Ça n'arrive pas tous les jours, mais Mons comptera bientôt une citoyenne d'honneur de plus. Le collège a en effet décidé d'honorer Léonce Descamps, résistante durant la Seconde Guerre mondiale. Un titre déjà décerné à son mari aujourd'hui décédé, Maurice Berdal, qui était rescapé des camps de concentration. Avec son épouse, ils ont longtemps œuvré ensemble au devoir de mémoire, sensibilisant les jeunes générations aux affres de la guerre.
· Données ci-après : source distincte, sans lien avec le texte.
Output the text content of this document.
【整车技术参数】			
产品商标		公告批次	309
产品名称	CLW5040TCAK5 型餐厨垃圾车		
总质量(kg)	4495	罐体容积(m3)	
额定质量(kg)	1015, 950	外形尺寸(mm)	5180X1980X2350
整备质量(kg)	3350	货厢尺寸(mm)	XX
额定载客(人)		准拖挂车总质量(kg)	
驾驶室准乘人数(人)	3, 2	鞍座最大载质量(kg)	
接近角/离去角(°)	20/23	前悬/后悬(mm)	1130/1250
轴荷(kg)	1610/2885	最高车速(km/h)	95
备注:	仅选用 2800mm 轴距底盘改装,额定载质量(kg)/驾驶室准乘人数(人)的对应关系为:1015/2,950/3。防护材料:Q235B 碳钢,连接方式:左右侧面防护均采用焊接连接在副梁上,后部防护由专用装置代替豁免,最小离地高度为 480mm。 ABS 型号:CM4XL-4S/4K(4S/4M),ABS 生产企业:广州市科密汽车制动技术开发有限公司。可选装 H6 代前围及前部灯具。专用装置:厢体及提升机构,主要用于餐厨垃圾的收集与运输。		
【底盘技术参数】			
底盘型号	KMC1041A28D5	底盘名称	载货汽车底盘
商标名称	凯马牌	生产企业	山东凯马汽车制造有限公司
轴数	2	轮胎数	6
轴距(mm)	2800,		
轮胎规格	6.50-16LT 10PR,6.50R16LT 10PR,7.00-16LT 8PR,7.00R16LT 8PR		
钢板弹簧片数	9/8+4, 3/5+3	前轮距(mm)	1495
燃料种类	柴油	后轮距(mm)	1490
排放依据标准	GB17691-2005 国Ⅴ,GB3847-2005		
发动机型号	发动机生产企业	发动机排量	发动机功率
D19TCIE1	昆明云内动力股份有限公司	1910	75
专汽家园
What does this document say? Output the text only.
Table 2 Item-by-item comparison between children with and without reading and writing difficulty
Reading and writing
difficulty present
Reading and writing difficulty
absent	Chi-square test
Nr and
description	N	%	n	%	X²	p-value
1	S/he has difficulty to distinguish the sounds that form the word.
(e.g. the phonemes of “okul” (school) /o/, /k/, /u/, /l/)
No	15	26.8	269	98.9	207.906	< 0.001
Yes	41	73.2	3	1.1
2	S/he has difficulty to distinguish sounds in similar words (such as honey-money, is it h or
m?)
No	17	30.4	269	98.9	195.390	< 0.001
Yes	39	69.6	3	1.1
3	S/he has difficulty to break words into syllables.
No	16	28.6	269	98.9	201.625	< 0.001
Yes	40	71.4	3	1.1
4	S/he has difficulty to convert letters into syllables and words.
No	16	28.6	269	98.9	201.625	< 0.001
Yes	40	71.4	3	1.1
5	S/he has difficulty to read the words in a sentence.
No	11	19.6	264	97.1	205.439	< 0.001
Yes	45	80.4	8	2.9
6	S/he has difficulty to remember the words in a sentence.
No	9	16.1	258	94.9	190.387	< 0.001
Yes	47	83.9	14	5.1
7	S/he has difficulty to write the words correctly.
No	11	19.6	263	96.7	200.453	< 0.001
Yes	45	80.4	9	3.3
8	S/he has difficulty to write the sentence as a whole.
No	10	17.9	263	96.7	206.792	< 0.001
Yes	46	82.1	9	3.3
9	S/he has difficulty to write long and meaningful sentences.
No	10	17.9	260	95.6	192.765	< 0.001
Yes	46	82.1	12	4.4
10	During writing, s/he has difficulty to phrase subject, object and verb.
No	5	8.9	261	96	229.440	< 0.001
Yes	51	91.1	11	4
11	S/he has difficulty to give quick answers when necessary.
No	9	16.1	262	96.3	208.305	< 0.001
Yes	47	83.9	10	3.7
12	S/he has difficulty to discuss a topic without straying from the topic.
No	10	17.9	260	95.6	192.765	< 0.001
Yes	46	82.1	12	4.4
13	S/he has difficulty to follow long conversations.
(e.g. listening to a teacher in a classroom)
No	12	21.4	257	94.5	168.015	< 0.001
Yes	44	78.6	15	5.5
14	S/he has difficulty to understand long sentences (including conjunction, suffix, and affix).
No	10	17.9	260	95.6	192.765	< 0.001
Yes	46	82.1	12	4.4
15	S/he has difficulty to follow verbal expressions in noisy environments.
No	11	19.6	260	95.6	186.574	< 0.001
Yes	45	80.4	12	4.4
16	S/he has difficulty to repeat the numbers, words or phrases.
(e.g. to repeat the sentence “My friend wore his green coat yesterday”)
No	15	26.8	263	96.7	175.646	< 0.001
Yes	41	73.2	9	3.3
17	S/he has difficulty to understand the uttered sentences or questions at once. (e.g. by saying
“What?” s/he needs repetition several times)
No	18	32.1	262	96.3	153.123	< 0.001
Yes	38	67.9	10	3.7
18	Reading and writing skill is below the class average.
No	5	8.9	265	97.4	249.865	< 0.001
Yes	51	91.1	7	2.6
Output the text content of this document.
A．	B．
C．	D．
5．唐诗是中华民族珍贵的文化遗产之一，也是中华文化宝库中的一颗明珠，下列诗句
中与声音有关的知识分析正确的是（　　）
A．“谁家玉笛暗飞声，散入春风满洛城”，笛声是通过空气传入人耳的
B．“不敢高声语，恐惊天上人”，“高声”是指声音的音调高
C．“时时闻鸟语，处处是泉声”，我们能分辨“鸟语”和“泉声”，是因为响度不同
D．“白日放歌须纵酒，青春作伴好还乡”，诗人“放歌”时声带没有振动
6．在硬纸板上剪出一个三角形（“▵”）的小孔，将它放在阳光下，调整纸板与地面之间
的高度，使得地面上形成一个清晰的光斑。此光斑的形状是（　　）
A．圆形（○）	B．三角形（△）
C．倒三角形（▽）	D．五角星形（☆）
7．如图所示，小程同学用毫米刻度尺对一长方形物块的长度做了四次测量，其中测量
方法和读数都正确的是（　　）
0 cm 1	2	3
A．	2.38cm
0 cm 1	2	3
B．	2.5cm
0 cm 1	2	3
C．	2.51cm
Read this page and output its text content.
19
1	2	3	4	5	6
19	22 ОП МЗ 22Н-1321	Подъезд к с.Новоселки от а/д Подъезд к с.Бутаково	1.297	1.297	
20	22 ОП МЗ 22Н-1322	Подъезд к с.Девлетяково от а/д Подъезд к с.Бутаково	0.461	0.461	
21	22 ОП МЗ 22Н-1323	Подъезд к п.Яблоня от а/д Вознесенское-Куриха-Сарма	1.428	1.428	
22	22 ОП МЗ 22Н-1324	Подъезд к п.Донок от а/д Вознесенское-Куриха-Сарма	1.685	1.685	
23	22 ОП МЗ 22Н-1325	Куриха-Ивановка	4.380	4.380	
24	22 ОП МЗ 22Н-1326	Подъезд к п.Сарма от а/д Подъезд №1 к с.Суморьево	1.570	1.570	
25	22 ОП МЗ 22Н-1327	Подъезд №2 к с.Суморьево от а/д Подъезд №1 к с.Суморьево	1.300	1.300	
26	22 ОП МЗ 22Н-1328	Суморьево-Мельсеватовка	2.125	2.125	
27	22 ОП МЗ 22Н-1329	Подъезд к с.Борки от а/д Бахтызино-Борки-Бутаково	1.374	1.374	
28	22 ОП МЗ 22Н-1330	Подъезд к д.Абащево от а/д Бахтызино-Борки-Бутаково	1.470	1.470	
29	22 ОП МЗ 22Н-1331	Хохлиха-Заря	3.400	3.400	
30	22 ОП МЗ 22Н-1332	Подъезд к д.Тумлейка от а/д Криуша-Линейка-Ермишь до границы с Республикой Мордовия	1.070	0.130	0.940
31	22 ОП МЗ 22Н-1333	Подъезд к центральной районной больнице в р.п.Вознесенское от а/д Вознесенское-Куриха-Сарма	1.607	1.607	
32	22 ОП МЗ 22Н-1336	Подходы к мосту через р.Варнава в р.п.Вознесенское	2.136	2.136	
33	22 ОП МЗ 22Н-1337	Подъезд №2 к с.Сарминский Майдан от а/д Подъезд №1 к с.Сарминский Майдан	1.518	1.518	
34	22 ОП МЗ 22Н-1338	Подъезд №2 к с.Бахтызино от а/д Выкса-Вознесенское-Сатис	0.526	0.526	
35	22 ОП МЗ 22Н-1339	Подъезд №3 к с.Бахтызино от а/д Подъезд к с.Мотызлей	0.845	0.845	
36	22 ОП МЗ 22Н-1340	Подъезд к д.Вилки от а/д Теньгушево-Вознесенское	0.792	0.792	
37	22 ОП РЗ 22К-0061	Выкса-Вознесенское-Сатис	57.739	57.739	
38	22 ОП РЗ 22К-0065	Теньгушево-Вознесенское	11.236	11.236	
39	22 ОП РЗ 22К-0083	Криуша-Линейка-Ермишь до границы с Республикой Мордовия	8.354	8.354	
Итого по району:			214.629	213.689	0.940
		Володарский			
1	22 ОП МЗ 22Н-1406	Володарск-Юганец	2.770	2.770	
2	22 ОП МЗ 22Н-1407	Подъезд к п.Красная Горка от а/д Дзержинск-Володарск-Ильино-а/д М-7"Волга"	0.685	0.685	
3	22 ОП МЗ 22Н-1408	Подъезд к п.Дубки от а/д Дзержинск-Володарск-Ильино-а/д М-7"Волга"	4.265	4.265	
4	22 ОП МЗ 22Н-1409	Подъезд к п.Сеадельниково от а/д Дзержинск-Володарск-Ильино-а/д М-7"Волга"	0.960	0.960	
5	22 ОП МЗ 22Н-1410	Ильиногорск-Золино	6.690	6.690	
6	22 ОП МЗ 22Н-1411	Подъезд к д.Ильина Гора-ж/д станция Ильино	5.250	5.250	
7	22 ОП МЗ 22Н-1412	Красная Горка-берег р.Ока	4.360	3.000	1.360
Aujourd'hui, Léonce Descamps, âgée de 93 ans, vit sa retraite à la Maison Marie Immaculée de Neufvilles. Mais à 15 ans, en décembre 1943, celle qui était alors une jeune Montoise décidait d'entrer dans la Résistance. Durant près de deux ans, Léonce Descamps a mené la vie dure à l'occupant allemand: vol de munitions, clous déversés sur la route, sucre injecté dans les carburateurs de voitures et de camions… Elle a aussi pris part aux opérations libératrices d'Audregnies. En juin 44, elle réussit même à organiser l'évasion de son chef de section de l'Armée secrète, retenu à l'hôpital civil de Mons sous bonne garde. Le commandant de l'Armée secrète saluera "son courage et son sang-froid" qui ont fait "l'admiration de tous".

On peut voir Léonce Descamps dans le documentaire "Résistantes" réalisé par Mehdi Semoulin de Magicowl, en partenariat avec le Mons Memorial Musueum. Elle y explique notamment comment très jeune déjà, lui est venue la volonté de s'engager. "J’étais sur les routes de France à l’évacuation et j’ai vu des choses horribles", raconte Léonce Descamps dans le remarquable documentaire. "C’est-à-dire nous étions en files, vraiment des files de gens qui se suivaient à pied, il y avait de temps en temps une voiture ou une charrette, mais la plupart était à pied. Et là, on a commencé à nous mitrailler, bombarder, il y avait du sang partout. Il y avait du sang partout et il y avait énormément de gens qui étaient morts sur la route, et quand maman a dit qu’on reprenait la route, j’ai tourné la tête sur le côté et j’ai vu un petit garçon avec sa main comme ça, et je me dis, tiens maman il y a un petit garçon qui pleure là-bas, mais elle me dit il a certainement perdu ses parents, va le chercher, j’ai trois enfants, mais un de plus ne fera rien, et quand je suis allée pour chercher le petit garçon, je l’ai retourné et le sang coulait de sa bouche, il était mort. Et là, je me suis mise devant lui et je lui ai juré de le venger."

Le collège a donc proposé de décerner à Léonce Descamps le titre de Citoyen d’Honneur de la Ville de Mons et de lui attribuer le brevet et la médaille honorifique "en raison de ses faits de guerre dans la Résistance, de ses mérites et de sa notoriété à défendre le devoir de mémoire et à instruire les plus jeunes de ce qu’a été la vie et le vécu des agents de l’ombre durant la Seconde Guerre mondiale." La procédure était engagée depuis un moment, mais la crise sanitaire a retardé les démarches. Les autorités montoises ont toutefois pu rendre visite à Léonce Descamps à sa maison de repos au printemps dernier. Et on sait déjà que la Résistante a accepté l'honneur qui lui était fait.

Quant au documentaire "Résistantes", il avait été présenté en avant-première lors du dernier Festival de Mons, puis diffusé lors d'une soirée spéciale sur Télé MB. On peut toujours le découvrir au Mons Memorial Museum.